Today I returned to Pacifica to surf LindaMar, which is just north of the NorCal surf shop on Route 1.  Route 1 is that famous California road that snakes through the headlands up to Oregon and down to Santa Barbara, making its majestic way through Big Sur.  Pacifica is ridiculously convenient from the city, about a 20-minute drive.

For fifteen bucks, I rented a 9″4′ Sunspot, a foam-core longboard with the buoyancy of styrofoam.  It’s a beginner board, and I’m loathe to buy one because once I learn how to surf I will graduate to fiberglass.  If your only experience with surfing is watching it on a screen, you have never seen one of these boards:  they are unwieldy and unsexy but are excellent for those of us just learning.  Besides being difficult to carry, the board acts like a sail when the wind is up, pushing you this way and that as you stumble to the water’s edge.  Forget the Baywatch images of lunging into the water after a running start–just getting to the water is a feat.

LindaMar is not exactly for beginners, although it is closest thing to San Francisco that resembles a beginner break.  Of the three times I’ve been there, the waves have never been over five feet.  But they’re fast.  In fact they are so fast that when you’re dragging along nine feet of styrofoam, you barely get a chance to paddle or wade out before the next wave crashes into you.  This can get tiring and frustrating.

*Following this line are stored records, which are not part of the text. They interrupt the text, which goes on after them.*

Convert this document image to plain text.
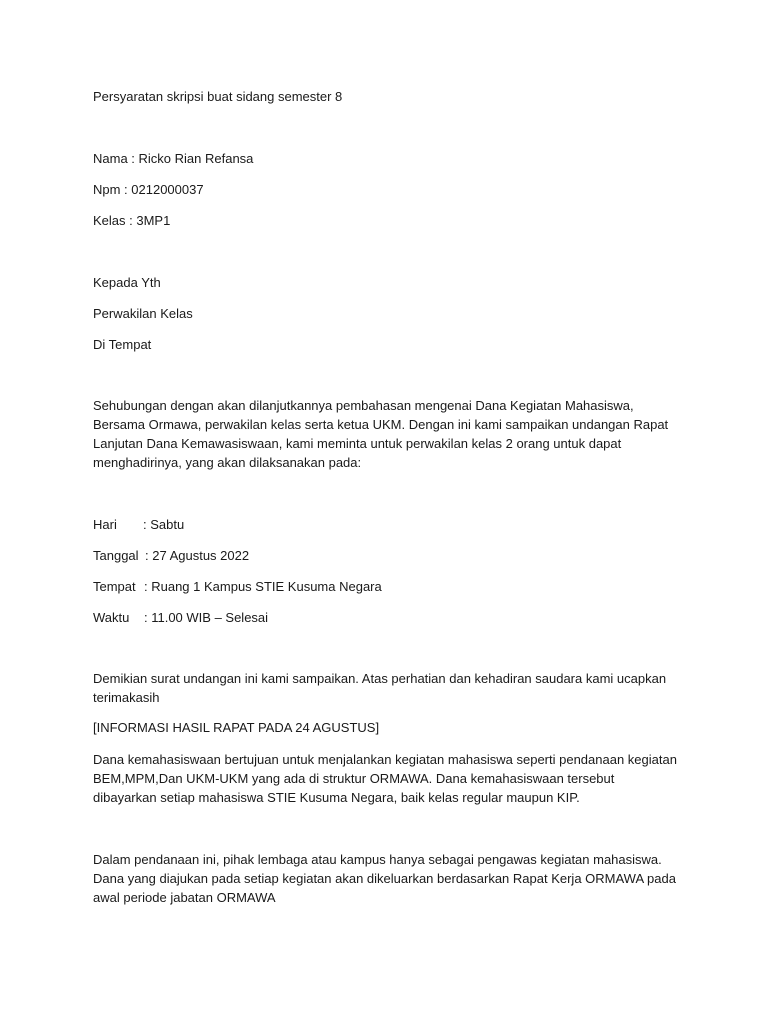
Persyaratan skripsi buat sidang semester 8

Nama : Ricko Rian Refansa

Npm : 0212000037

Kelas : 3MP1

Kepada Yth

Perwakilan Kelas

Di Tempat

Sehubungan dengan akan dilanjutkannya pembahasan mengenai Dana Kegiatan Mahasiswa,
Bersama Ormawa, perwakilan kelas serta ketua UKM. Dengan ini kami sampaikan undangan Rapat
Lanjutan Dana Kemawasiswaan, kami meminta untuk perwakilan kelas 2 orang untuk dapat
menghadirinya, yang akan dilaksanakan pada:
Hari	: Sabtu
Tanggal : 27 Agustus 2022
Tempat : Ruang 1 Kampus STIE Kusuma Negara
Waktu	: 11.00 WIB – Selesai
Demikian surat undangan ini kami sampaikan. Atas perhatian dan kehadiran saudara kami ucapkan
terimakasih

[INFORMASI HASIL RAPAT PADA 24 AGUSTUS]

Dana kemahasiswaan bertujuan untuk menjalankan kegiatan mahasiswa seperti pendanaan kegiatan
BEM,MPM,Dan UKM-UKM yang ada di struktur ORMAWA. Dana kemahasiswaan tersebut
dibayarkan setiap mahasiswa STIE Kusuma Negara, baik kelas regular maupun KIP.
Dalam pendanaan ini, pihak lembaga atau kampus hanya sebagai pengawas kegiatan mahasiswa.
Dana yang diajukan pada setiap kegiatan akan dikeluarkan berdasarkan Rapat Kerja ORMAWA pada
awal periode jabatan ORMAWA
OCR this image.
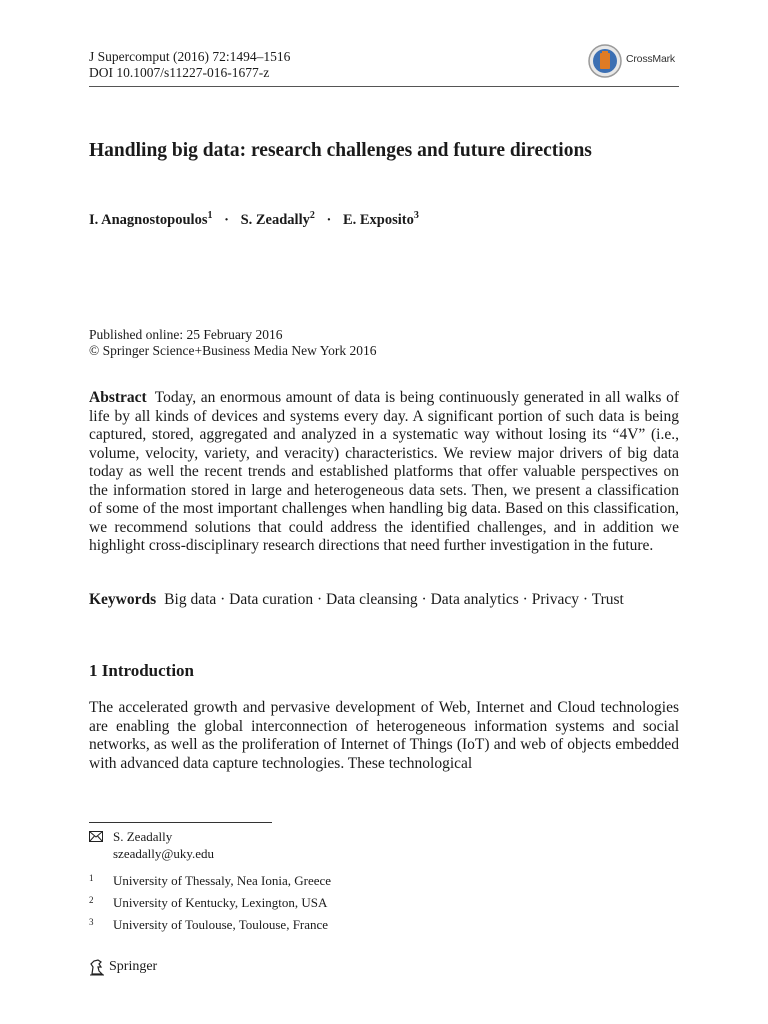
J Supercomput (2016) 72:1494–1516
DOI 10.1007/s11227-016-1677-z
CrossMark
Handling big data: research challenges and future directions
I. Anagnostopoulos$^1$ · S. Zeadally$^2$ · E. Exposito$^3$
Published online: 25 February 2016
© Springer Science+Business Media New York 2016
Abstract Today, an enormous amount of data is being continuously generated in all walks of life by all kinds of devices and systems every day. A significant portion of such data is being captured, stored, aggregated and analyzed in a systematic way without losing its “4V” (i.e., volume, velocity, variety, and veracity) characteristics. We review major drivers of big data today as well the recent trends and established platforms that offer valuable perspectives on the information stored in large and heterogeneous data sets. Then, we present a classification of some of the most important challenges when handling big data. Based on this classification, we recommend solutions that could address the identified challenges, and in addition we highlight cross-disciplinary research directions that need further investigation in the future.
Keywords Big data · Data curation · Data cleansing · Data analytics · Privacy · Trust
1 Introduction
The accelerated growth and pervasive development of Web, Internet and Cloud technologies are enabling the global interconnection of heterogeneous information systems and social networks, as well as the proliferation of Internet of Things (IoT) and web of objects embedded with advanced data capture technologies. These technological
S. Zeadally
szeadally@uky.edu
$^1$ University of Thessaly, Nea Ionia, Greece
$^2$ University of Kentucky, Lexington, USA
$^3$ University of Toulouse, Toulouse, France
Springer
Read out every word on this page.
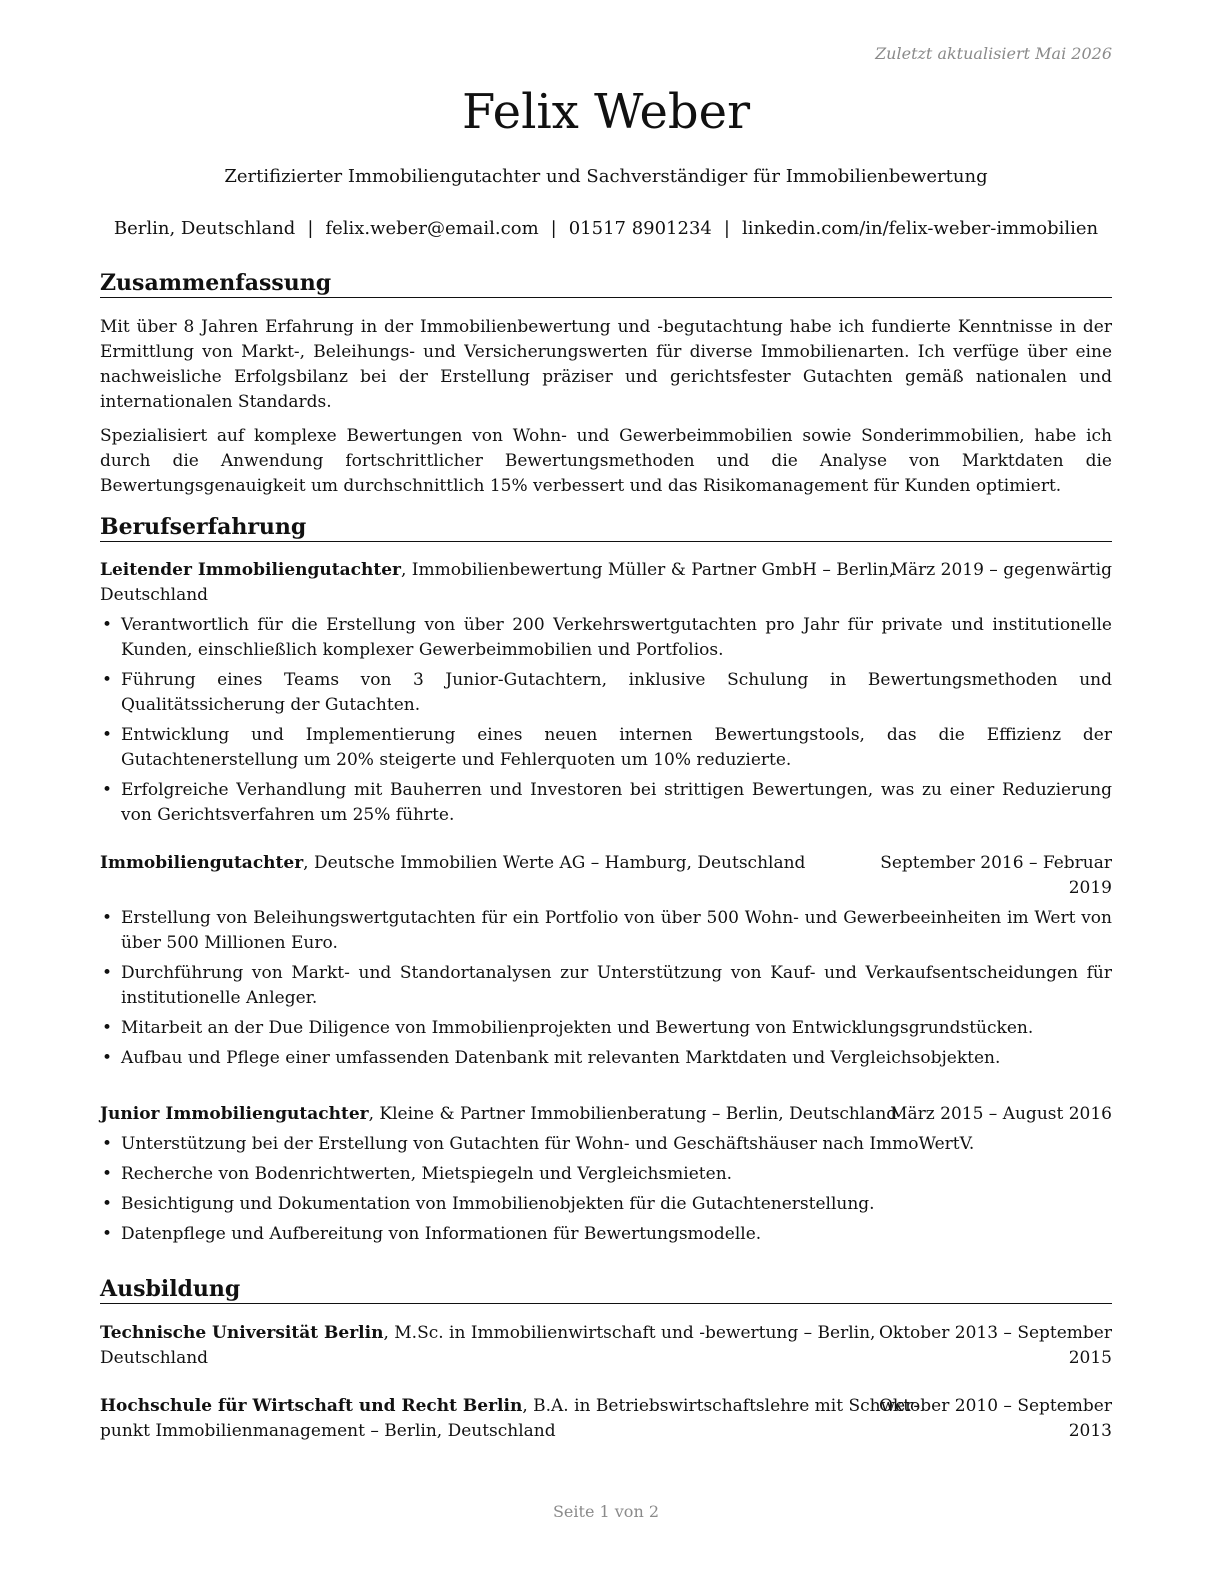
Zuletzt aktualisiert Mai 2026
Felix Weber
Zertifizierter Immobiliengutachter und Sachverständiger für Immobilienbewertung
Berlin, Deutschland | felix.weber@email.com | 01517 8901234 | linkedin.com/in/felix-weber-immobilien
Zusammenfassung
Mit über 8 Jahren Erfahrung in der Immobilienbewertung und -begutachtung habe ich fundierte Kenntnisse in der Ermittlung von Markt-, Beleihungs- und Versicherungswerten für diverse Immobilienarten. Ich verfüge über eine nachweisliche Erfolgsbilanz bei der Erstellung präziser und gerichtsfester Gutachten gemäß nationalen und internationalen Standards.
Spezialisiert auf komplexe Bewertungen von Wohn- und Gewerbeimmobilien sowie Sonderimmobilien, habe ich durch die Anwendung fortschrittlicher Bewertungsmethoden und die Analyse von Marktdaten die Bewertungsgenauigkeit um durchschnittlich 15% verbessert und das Risikomanagement für Kunden optimiert.
Berufserfahrung
Leitender Immobiliengutachter, Immobilienbewertung Müller & Partner GmbH – Berlin,
Deutschland
März 2019 – gegenwärtig
• Verantwortlich für die Erstellung von über 200 Verkehrswertgutachten pro Jahr für private und institutionelle Kunden, einschließlich komplexer Gewerbeimmobilien und Portfolios.
• Führung eines Teams von 3 Junior-Gutachtern, inklusive Schulung in Bewertungsmethoden und Qualitätssicherung der Gutachten.
• Entwicklung und Implementierung eines neuen internen Bewertungstools, das die Effizienz der Gutachtenerstellung um 20% steigerte und Fehlerquoten um 10% reduzierte.
• Erfolgreiche Verhandlung mit Bauherren und Investoren bei strittigen Bewertungen, was zu einer Reduzierung von Gerichtsverfahren um 25% führte.
Immobiliengutachter, Deutsche Immobilien Werte AG – Hamburg, Deutschland	September 2016 – Februar
2019
• Erstellung von Beleihungswertgutachten für ein Portfolio von über 500 Wohn- und Gewerbeeinheiten im Wert von über 500 Millionen Euro.
• Durchführung von Markt- und Standortanalysen zur Unterstützung von Kauf- und Verkaufsentscheidungen für institutionelle Anleger.
• Mitarbeit an der Due Diligence von Immobilienprojekten und Bewertung von Entwicklungsgrundstücken.
• Aufbau und Pflege einer umfassenden Datenbank mit relevanten Marktdaten und Vergleichsobjekten.
Junior Immobiliengutachter, Kleine & Partner Immobilienberatung – Berlin, Deutschland
März 2015 – August 2016
• Unterstützung bei der Erstellung von Gutachten für Wohn- und Geschäftshäuser nach ImmoWertV.
• Recherche von Bodenrichtwerten, Mietspiegeln und Vergleichsmieten.
• Besichtigung und Dokumentation von Immobilienobjekten für die Gutachtenerstellung.
• Datenpflege und Aufbereitung von Informationen für Bewertungsmodelle.
Ausbildung
Technische Universität Berlin, M.Sc. in Immobilienwirtschaft und -bewertung – Berlin,
Deutschland
Oktober 2013 – September
2015
Hochschule für Wirtschaft und Recht Berlin, B.A. in Betriebswirtschaftslehre mit Schwer-
punkt Immobilienmanagement – Berlin, Deutschland
Oktober 2010 – September
2013
Seite 1 von 2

And so it was on a Thursday evening around 5PM when I decided to try out LindaMar for my third time.  Besides coming at you fast, these waves seem to conspire against you, cresting at your waist or above, pushing you back towards the shore as you try to move out.  Once you get out, however, the options are numerous–just wait and the waves will present themselves to you.  In fact, one of the best things about this beach break is the amount of waves available–there’s no need to fight.  If you miss one great wave, just wait for the next one, which is only about five seconds behind.

I surfed for about 75 minutes and got up on the board four times.  The high-cresting waves and the all-too bouyant surfboard combined to make this a frustrating, exhausting experience.  A couple of elementary school kids and I were sharing the same wave set, and I was trying like hell to stay out of their way.  These tow-headed, tanned pre-pubescents were kicking my ass:  paddling faster than me (and hence catching more waves than me), turning like I can only dream about, and shooting me territorial looks that said, “Hey old lady, get out of the way.”  When they were done surfing they hopped on their bikes, surfboard in one hand and handlebars in the other, and bicycled their way to another, perhaps more challenging section of the beach.  It was like being on a ski mountain and watching kids with no poles ski figure-eights around you.

The lure of surfing is the surreal feeling one gets when one is floating on the ocean.  All the paddling and battling are forgotten once you manage to time the waves correctly, stay on the board as you try to stand up, and maintain your balance as the wave brings you to shore.  This I did exactly four times in 75 minutes, enough victory for me.